The Babies “Our House On The Hill” / ザ・ベイビーズ『アワー・ハウス・オン・ザ・ヒル』


The Babies “Our House On The Hill”

ザ・ベイビーズ 『アワー・ハウス・オン・ザ・ヒル』
発売: 2012年11月13日
レーベル: Woodsist (ウッドシスト)
プロデュース: Rob Barbato (ロブ・バルバート)

 フォーク・ロック・バンド、ウッズのベーシストとしても知られるケヴィン・モービー(Kevin Morby)と、ガールズ・パンク・バンド、ヴィヴィアン・ガールズ(Vivian Girls)のギター・ボーカルとしても知られるキャシー・ラモーン(Cassie Ramone)。
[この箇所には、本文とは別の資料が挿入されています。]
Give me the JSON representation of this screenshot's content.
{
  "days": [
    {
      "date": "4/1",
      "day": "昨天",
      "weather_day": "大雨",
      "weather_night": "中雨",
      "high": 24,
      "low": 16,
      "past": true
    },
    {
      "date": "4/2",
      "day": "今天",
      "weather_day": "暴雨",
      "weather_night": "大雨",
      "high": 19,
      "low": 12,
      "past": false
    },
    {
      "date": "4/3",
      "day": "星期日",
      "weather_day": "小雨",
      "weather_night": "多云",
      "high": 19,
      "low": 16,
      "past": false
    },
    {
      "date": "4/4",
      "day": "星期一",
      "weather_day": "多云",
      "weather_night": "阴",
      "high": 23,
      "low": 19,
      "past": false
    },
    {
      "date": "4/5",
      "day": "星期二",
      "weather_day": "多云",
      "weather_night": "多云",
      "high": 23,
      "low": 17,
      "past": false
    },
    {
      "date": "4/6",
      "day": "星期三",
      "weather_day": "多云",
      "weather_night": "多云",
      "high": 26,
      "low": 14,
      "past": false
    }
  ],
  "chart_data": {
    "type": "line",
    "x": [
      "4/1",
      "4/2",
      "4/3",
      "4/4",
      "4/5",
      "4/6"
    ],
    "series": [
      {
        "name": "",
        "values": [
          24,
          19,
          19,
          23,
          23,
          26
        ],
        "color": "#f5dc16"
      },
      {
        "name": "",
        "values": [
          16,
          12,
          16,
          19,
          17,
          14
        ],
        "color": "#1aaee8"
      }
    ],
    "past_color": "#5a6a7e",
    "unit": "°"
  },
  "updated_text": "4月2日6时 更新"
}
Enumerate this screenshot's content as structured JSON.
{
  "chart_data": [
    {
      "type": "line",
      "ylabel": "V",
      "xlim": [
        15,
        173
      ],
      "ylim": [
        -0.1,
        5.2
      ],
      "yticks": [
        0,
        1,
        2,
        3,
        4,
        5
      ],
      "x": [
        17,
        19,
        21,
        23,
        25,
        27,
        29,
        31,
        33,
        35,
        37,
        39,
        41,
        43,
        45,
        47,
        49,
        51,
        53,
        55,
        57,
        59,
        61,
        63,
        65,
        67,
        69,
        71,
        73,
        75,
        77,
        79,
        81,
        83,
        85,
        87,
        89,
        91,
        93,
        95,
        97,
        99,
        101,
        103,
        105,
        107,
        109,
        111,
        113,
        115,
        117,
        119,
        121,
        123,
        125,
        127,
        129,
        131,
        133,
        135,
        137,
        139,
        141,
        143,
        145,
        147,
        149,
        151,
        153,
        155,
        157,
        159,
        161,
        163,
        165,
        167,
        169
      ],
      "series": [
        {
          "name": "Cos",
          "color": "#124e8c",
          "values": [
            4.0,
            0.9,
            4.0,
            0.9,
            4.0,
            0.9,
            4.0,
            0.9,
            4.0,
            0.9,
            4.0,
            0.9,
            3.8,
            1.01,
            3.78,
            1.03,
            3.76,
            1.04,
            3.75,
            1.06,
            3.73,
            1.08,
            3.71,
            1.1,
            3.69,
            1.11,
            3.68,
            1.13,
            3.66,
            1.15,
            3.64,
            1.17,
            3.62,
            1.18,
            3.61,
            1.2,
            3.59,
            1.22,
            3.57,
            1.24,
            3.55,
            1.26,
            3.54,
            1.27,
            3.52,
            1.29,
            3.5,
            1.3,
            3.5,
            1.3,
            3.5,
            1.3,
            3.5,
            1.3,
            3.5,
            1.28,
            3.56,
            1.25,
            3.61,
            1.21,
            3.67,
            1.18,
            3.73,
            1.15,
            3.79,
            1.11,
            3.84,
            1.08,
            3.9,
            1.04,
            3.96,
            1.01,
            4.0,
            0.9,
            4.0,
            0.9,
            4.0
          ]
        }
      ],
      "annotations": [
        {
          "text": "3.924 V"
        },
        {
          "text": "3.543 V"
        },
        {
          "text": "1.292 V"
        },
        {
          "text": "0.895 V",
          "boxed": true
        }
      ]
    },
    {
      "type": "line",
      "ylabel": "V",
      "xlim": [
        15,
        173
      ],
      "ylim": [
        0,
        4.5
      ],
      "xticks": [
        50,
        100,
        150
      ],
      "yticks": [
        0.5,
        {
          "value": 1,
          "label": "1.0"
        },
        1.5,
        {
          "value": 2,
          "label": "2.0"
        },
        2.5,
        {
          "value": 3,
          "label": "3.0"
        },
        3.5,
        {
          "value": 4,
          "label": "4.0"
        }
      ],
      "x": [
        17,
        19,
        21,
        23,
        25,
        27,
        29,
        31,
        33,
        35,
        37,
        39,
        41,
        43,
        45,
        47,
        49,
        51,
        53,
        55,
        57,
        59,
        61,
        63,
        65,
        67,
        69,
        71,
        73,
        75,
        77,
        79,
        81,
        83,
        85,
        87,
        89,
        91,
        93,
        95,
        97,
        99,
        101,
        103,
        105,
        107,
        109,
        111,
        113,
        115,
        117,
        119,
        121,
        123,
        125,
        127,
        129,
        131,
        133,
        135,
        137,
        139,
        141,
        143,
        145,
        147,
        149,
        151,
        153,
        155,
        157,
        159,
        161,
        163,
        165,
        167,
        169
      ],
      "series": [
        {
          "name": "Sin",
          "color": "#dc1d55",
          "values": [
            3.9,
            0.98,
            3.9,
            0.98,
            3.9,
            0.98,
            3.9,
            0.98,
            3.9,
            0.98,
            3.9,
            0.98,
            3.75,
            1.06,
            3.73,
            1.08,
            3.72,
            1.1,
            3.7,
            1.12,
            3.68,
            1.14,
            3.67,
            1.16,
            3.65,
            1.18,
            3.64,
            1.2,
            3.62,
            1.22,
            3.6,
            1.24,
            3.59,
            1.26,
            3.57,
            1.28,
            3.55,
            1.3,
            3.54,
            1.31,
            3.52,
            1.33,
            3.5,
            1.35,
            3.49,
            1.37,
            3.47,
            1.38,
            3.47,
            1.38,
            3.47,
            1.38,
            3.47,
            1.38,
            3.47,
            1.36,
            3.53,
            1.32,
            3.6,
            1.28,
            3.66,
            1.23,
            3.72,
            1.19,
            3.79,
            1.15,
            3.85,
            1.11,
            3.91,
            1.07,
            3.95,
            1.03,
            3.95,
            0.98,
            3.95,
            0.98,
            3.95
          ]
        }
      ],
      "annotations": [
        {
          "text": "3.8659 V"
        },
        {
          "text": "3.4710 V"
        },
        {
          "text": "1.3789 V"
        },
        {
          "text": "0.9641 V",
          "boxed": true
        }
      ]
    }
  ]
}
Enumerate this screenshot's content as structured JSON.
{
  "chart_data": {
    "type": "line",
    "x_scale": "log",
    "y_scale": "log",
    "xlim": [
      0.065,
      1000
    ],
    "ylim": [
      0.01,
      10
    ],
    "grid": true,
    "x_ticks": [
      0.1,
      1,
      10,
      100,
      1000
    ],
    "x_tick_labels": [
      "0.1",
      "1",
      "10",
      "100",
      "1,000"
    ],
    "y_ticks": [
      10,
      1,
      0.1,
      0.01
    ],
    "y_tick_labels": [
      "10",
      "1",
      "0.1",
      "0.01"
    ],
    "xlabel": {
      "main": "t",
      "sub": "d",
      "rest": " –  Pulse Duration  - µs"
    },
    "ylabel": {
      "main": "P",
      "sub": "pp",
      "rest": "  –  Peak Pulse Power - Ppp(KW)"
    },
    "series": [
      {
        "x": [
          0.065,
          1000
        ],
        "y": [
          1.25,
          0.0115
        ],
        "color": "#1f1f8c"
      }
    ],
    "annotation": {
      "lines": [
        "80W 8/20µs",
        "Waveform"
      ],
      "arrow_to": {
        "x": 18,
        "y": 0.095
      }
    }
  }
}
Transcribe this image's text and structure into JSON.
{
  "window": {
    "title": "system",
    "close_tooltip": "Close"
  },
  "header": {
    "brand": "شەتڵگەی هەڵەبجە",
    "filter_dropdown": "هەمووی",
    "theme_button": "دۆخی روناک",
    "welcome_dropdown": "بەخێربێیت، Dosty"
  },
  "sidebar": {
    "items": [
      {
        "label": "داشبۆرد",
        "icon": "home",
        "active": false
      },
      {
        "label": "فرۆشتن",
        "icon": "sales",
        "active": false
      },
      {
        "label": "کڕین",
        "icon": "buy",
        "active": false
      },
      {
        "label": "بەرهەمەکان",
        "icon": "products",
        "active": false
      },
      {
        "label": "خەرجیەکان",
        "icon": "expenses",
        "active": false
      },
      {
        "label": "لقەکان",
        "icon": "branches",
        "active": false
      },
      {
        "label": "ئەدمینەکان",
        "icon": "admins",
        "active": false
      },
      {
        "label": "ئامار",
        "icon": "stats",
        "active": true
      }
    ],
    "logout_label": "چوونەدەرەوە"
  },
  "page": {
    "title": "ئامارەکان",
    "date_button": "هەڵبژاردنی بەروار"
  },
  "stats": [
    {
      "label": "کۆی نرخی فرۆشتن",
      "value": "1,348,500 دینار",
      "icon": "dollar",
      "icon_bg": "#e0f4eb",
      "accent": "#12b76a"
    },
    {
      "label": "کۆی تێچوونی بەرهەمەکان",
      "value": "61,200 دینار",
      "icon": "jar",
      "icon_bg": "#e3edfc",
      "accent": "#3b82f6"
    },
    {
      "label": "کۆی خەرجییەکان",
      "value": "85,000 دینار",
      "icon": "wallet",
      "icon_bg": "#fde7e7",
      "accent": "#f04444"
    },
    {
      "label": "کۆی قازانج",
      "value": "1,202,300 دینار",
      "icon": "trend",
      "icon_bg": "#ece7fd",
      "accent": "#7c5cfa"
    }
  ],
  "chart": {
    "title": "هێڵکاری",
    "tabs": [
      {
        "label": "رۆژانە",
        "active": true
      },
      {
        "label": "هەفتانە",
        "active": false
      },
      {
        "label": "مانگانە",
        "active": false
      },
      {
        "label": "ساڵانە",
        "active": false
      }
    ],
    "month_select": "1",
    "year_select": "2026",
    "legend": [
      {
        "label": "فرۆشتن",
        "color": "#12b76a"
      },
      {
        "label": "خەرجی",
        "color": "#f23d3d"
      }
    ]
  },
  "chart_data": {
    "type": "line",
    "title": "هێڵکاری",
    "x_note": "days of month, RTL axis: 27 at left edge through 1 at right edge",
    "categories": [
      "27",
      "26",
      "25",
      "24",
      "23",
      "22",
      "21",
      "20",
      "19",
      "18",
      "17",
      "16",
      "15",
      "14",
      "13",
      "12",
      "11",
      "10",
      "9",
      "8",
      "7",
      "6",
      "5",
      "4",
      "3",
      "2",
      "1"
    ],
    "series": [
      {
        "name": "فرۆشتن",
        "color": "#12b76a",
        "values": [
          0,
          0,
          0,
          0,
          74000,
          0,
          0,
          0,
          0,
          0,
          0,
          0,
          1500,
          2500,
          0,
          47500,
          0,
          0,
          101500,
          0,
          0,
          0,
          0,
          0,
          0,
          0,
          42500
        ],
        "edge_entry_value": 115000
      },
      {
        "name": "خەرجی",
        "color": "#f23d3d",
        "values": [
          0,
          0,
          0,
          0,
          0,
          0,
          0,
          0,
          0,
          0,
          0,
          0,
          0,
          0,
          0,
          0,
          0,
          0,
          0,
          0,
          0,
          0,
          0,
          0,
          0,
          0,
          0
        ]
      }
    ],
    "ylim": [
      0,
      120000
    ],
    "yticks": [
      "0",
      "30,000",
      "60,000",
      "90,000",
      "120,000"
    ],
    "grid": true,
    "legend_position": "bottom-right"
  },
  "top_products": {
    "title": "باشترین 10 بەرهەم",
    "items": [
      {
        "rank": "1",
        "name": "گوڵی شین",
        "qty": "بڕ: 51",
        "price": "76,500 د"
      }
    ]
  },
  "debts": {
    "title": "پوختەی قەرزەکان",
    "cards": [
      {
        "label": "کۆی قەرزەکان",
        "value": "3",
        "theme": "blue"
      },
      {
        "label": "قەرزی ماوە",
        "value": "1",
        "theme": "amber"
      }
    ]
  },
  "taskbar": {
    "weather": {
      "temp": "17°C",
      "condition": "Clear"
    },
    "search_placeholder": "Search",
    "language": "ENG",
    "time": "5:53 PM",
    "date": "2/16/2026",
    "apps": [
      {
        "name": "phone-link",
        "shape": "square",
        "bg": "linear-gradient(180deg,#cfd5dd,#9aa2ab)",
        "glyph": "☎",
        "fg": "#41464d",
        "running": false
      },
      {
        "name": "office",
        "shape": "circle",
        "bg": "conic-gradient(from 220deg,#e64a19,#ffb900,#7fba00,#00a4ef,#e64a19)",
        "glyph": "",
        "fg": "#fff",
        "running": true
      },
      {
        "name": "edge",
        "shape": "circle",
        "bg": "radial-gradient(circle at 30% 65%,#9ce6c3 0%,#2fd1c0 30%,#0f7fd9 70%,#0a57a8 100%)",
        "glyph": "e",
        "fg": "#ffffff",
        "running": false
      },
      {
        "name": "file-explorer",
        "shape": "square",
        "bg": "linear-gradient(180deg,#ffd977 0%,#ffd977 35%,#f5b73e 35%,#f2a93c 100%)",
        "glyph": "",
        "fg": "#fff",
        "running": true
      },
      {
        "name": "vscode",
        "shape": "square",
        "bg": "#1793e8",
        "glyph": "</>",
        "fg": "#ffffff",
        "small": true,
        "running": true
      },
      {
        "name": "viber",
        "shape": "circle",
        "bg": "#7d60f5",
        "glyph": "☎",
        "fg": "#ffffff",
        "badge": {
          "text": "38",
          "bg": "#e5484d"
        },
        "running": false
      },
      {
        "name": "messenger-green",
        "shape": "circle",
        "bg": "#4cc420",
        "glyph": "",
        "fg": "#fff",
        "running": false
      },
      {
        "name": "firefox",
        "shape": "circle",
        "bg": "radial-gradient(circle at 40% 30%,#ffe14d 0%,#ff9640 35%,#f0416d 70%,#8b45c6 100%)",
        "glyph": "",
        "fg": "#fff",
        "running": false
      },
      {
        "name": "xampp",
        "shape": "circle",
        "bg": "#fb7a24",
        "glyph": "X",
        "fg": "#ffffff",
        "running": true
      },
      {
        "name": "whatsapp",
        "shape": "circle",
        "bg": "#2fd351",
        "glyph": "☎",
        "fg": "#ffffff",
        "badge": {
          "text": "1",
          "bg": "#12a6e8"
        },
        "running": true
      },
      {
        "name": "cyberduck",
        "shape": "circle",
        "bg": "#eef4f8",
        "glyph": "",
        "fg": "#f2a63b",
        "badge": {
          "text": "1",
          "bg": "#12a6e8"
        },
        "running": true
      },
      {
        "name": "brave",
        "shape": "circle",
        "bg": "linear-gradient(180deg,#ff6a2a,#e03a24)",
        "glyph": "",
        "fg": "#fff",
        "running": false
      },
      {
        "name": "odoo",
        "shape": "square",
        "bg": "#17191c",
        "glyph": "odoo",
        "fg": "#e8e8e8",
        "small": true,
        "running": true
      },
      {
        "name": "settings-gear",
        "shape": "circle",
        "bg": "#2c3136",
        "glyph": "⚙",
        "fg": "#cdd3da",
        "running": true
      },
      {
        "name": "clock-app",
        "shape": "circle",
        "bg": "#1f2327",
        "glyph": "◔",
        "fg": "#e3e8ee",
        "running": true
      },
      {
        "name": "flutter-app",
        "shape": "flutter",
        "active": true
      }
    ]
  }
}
 そんな2人が中心となって結成されたバンド、ザ・ベイビーズの2ndアルバム。前作『The Babies』は、カリフォルニア州のレーベル、Shrimperからのリリースでしたが、本作はウッズのメンバーが設立したレーベル、 Woodsistからのリリース。

 ローファイ風味のロックが展開された1stアルバムの『The Babies』から比較すると、アンサンブルはややタイトに、またコーラスワークとギターの使い方は、時にギターポップを彷彿とさせるほど、ポップでカラフルになっています。

 ただし、ギターのサウンドは、アンプ直結で作り上げていると思われる、チャラチャラとしたシンプルで飾り気のない音作り。音色ではなく、アンサンブルと曲調によって、楽曲ごとに異なるカラーを生み出しています。

 本作では4人のメンバーに加えて、ティム・プレスリー(Tim Presley)がギターとオルガンで数曲に参加。6曲目「Mean」にはサックス、12曲目「Wandering」にはチェロが加わっています。また、プロデューサーを務めたロブ・バルバートも、一部の曲でオルガンを弾いており、人数と楽器の数の面でも、前作より増加。音数が増えたことも、アルバムの多彩さの一助になっていると言えるでしょう。

 3曲目「Mess Me Around」は、2本のギターが絡み合うように疾走していく、コンパクトにまとまったロック・チューン。ケヴィンのクールでややざらついたボーカルからは、ガレージの香りも漂いますが、ギターの音作りは極めてシンプルなクリーン・トーン。若干のアングラ感を持ちながらも、ギターポップのように聴きやすいサウンド・プロダクションとなっています。

 キャシーがメイン・ボーカルを取る5曲目「Baby」は、彼女のアンニュイな声質も相まって、ローファイ風味のドリームポップといった様相の1曲。

 アルバムの最後を飾る12曲目の「Wandering」では、アコースティック・ギターとチェロがフィーチャーされ、ローファイな音質ながら、牧歌的なカントリーと、チェンバー・ミュージックの雰囲気も併せ持つ1曲となっています。

 2018年6月現在、解散は発表していないものの、本作以降にリリースも無く、活動停止状態にあるザ・ベイビーズ。フロントを務めるケヴィン・モービーとキャシー・ラモーンは、それぞれソロで活動しており、両名ともバンドのフロントに立てる優れたミュージシャンです。そんな2人の溶け合う個性が感じられるのも、このアルバムの魅力のひとつ。